The other chapters cover how to build your legaltech product or service, including a great explanation of a minimum viable product and why, in fact, you should build a minimum loveable product. “In a crowded market like LegalTech, it is worth striving to release MLPs instead of MVPs,” say the authors.

Julie Somerville, creator of Andie Assists trauma-informed chatbots, talks through her experiences of validating the concept and some dos and don’ts, as well as FAQs that include a look at the different type of MVPs are (fake door; the concierge; and the ‘wizard of Oz’ – who knew).

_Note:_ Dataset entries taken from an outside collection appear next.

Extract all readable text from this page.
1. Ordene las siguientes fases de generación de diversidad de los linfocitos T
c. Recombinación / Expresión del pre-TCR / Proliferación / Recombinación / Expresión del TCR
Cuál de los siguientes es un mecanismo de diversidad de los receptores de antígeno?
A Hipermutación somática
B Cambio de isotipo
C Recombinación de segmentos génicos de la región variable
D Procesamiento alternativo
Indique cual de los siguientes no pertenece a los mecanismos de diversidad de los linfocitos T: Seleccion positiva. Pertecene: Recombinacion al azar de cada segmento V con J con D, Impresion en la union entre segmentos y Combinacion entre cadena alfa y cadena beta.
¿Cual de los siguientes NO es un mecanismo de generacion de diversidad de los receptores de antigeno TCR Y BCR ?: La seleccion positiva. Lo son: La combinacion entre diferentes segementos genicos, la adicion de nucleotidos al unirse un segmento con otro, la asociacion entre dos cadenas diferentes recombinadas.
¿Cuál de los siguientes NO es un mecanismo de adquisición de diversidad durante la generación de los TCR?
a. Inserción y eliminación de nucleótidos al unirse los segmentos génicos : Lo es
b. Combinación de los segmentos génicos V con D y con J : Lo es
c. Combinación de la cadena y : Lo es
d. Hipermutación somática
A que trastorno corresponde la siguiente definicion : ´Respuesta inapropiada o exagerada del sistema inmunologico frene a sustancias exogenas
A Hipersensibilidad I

The chapter on finding your LegalTech tribe is extremely valuable for women founders, who often feel isolated in their journey. Karen Finch, founder of Legally Yours, says: “Finding your tribe is so important, particularly if you are a solo founder or in the early days of building your legal tech start-up. Your tribe will be there to celebrate your success, keep you motivated during the challenging times, and support you along your entire journey.”

There is a chapter on how to resource your LegalTech start-up, which includes a look at everything from how to build a cohesive team (what are the core strengths of current team members? What are the skillsets that are lacking? Is it financially viable to outsource the skillsets that are lacking? Do you need someone in a part time or full time capacity to fill needs?) to accountants and office space.

The report also looks at marketing, funding and scaling your business, where Jodie Baker, founder of Xakia shares some of the tips that have enabled Xakia’s impressive growth. The additional resources include links to how to become a Microsoft partner and a SaaS content library.

Speaking to Legal IT Insider, Baker said: “This playbook is an unbelievable example of women coming together and is relevant to any woman wanting to build a company: you can pick it up any time in your journey.”